Ensuring there is enough gold on hand to supply a newer larger contract size is just part of doing business as a commodities exchange. The spike in the spread between London and New York gold prices witnessed in March and April was probably a result of trying to source this supply during the lockdowns. The bigger questions will be if investors are now willing to take delivery, rather than roll their contracts, will that reduce supply in the physical market and where will those tons of gold be stored?
The price of gold has been ranging in an inert manner for two months. The hiatus in the overall advance has puzzled some investors, not least because of the massive money printing that has overtaken the global economy. I suspect there are two primary reasons for the pause.

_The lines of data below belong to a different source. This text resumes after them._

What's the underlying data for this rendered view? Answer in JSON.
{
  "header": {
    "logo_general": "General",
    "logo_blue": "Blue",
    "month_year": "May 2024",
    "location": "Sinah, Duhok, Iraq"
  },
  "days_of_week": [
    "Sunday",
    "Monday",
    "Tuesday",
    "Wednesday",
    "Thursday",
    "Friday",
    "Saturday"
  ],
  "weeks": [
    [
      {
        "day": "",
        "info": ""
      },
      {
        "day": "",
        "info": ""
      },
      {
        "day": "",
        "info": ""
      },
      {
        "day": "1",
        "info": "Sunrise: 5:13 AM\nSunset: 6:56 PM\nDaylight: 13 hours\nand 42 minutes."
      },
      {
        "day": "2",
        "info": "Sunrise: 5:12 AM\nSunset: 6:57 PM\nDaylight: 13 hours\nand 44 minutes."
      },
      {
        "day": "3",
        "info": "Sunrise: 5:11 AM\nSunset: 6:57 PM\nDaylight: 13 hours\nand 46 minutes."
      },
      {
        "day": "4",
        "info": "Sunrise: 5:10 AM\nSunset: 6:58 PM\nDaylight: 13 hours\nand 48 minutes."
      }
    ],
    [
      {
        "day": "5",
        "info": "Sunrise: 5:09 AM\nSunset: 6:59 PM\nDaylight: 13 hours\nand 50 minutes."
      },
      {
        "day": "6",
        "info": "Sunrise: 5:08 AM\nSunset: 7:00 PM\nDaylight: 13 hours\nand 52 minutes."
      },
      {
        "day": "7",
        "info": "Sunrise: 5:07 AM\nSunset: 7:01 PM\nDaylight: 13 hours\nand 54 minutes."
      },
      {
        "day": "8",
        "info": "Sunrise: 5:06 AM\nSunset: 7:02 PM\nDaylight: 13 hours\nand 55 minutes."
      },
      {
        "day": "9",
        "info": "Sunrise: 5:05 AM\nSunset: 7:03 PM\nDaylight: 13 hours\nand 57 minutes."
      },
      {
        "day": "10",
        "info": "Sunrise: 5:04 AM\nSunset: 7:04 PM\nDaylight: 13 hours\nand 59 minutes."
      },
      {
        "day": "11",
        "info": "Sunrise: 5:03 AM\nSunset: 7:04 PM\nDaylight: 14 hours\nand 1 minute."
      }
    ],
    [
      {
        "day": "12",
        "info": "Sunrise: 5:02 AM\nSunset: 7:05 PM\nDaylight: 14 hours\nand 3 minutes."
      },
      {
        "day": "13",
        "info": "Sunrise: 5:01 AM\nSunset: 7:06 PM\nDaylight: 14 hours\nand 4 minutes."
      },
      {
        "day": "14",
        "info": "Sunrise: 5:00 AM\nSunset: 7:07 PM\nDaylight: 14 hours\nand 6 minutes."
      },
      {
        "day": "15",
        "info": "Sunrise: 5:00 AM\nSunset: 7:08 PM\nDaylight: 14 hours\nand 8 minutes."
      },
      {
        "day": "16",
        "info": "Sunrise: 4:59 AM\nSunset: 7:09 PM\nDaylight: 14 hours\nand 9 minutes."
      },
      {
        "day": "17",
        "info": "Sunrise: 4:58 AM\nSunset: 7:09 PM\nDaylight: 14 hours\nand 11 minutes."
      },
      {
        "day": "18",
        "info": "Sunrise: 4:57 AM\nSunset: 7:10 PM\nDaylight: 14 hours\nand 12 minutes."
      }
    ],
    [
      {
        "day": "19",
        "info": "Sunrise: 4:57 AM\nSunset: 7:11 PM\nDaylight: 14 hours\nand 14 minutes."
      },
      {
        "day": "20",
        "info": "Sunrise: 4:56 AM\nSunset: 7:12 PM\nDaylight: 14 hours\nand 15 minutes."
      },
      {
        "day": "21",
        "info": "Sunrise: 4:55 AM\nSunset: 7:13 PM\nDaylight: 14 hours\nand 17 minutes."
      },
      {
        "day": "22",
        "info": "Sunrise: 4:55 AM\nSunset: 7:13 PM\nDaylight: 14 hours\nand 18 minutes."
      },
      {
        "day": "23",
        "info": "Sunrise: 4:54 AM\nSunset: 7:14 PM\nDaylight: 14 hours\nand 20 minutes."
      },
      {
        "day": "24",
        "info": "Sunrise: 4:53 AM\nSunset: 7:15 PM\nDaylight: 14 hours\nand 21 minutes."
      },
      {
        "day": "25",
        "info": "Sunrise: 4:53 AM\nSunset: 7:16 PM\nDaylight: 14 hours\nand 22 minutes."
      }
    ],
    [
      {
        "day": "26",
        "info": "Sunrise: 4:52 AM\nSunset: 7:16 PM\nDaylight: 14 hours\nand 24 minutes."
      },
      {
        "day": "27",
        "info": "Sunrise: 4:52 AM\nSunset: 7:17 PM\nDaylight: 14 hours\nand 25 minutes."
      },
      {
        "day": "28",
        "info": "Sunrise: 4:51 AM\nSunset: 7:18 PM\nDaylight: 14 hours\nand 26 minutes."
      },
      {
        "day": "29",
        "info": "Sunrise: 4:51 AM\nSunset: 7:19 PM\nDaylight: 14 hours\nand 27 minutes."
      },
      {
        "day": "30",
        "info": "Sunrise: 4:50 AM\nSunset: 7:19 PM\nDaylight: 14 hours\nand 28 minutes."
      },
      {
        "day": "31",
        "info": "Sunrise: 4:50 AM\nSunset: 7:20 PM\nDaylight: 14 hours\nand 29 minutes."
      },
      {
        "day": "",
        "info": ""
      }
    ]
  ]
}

The first is the proximity of the psychological $1800 level which represented meaningful resistance in 2011 and 2012. The second is competition from stocks markets. With massive monetary and fiscal stimulus inflating all asset prices gold has had a lot of competition. The primary argument for favour precious metals is they are cheap relative to other assets and they offer a hedge against the diminishing purchasing power of currencies being devalued in real time.
The Gold/Silver ratio offers one important instructive lesson. It is that silver lags gold in the early stages of bull markets but outperformers later. The lag is often around two years and it has been almost two years since gold began to trend higher. A return to outperformance of high-beta precious metals plays like silver, platinum and gold miners would represent confirmation of the medium-term bull market hypothesis.